3 of 284 comments (clear)

  1. This reminded me of... by OpCode42 · · Score: 0, Troll

    This picture.

    Well, made me laugh anyway... ;)

  2. Re:What's that conjecture again? by fudgefactor7 · · Score: 0, Troll

    "Hey genius. I assume you mean cubes and, perhaps, pyramids since we're talking 3 dimensions here. Read his definition of "shape" here. Cube and pyramid are the same "shape" as a sphere."

    Only someone as fucked up as a mathematician could possibly consider a cube or tetrahedron the same as a sphere. Math and non-sensical concepts, it seems, go hand in hand. Same mentality drove the IEEE to decide that "10" is not "10," but rather is "9.9999999999999999999."

  3. Re:Now THATS Patience... by hburch · · Score: 0, Troll

    The beauty of mathematics is that it doesn't work like natural sciences. Once something is proved, it is forever proven and correct in maths.

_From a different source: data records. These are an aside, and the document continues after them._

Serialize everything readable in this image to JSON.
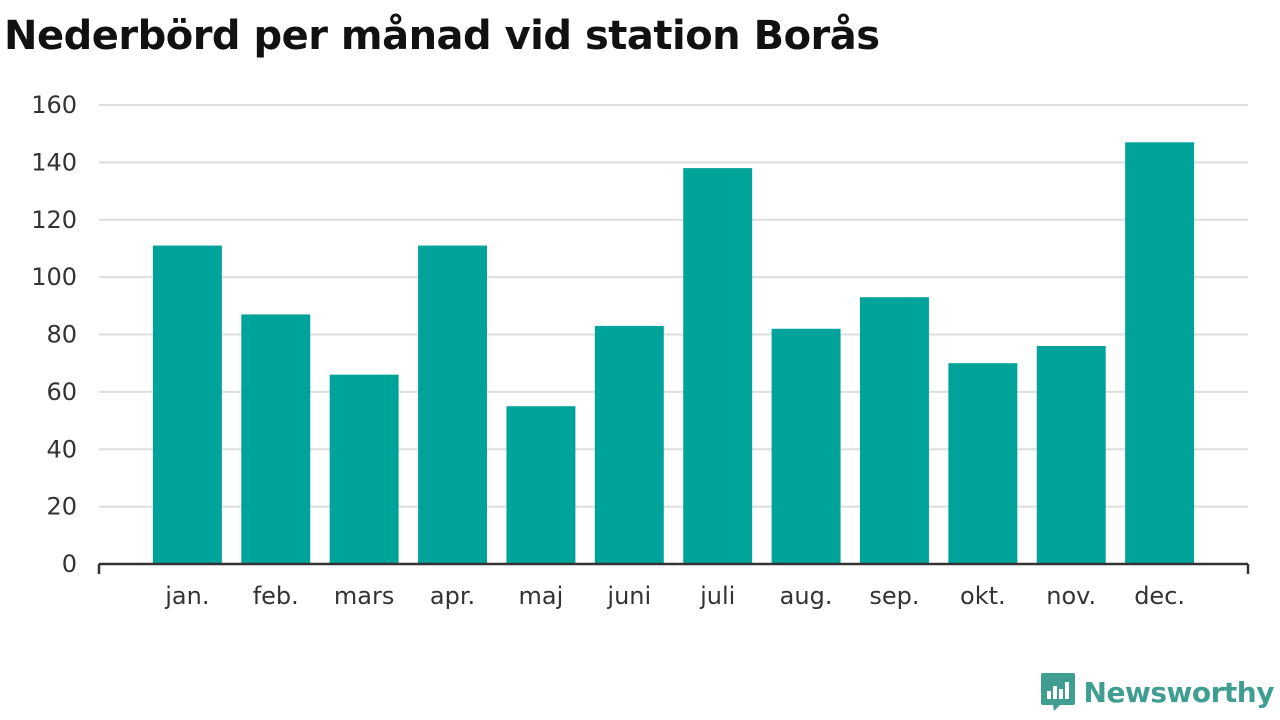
{
  "header": {
    "title": "Nederbörd per månad vid station Borås"
  },
  "chart_data": {
    "type": "bar",
    "title": "Nederbörd per månad vid station Borås",
    "xlabel": "",
    "ylabel": "",
    "categories": [
      "jan.",
      "feb.",
      "mars",
      "apr.",
      "maj",
      "juni",
      "juli",
      "aug.",
      "sep.",
      "okt.",
      "nov.",
      "dec."
    ],
    "values": [
      111,
      87,
      66,
      111,
      55,
      83,
      138,
      82,
      93,
      70,
      76,
      147
    ],
    "ylim": [
      0,
      160
    ],
    "yticks": [
      0,
      20,
      40,
      60,
      80,
      100,
      120,
      140,
      160
    ],
    "grid": true,
    "legend": "none",
    "bar_color": "#00a39a",
    "grid_color": "#dedede",
    "axis_color": "#333333"
  },
  "branding": {
    "name": "Newsworthy",
    "icon": "newsworthy-chart-bubble-icon",
    "color": "#3f9e91"
  }
}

    Testing if a proof is correct is not exactly easy. That is, you have to prove the proof is correct, and then prove that proof of the proof is correct. You can have bugs, much like Dunwoody's proof did. In fact, most proofs of this caliber have bugs in them for a couple years until they are found and fixed or the proof falls apart.

    I do not know examples of any long times (decades or longer) that a proof has gone before discovering a problem, but it is the fear of many a doctoral candidate in mathematics and theoretical computer science that someone on the committee will bring up some case that shows your theorem is wrong. I saw this happen during a paper presentation once (not a defense), making the entire work wrong in a single stroke. Not pleasant for the presentor, I'm sure.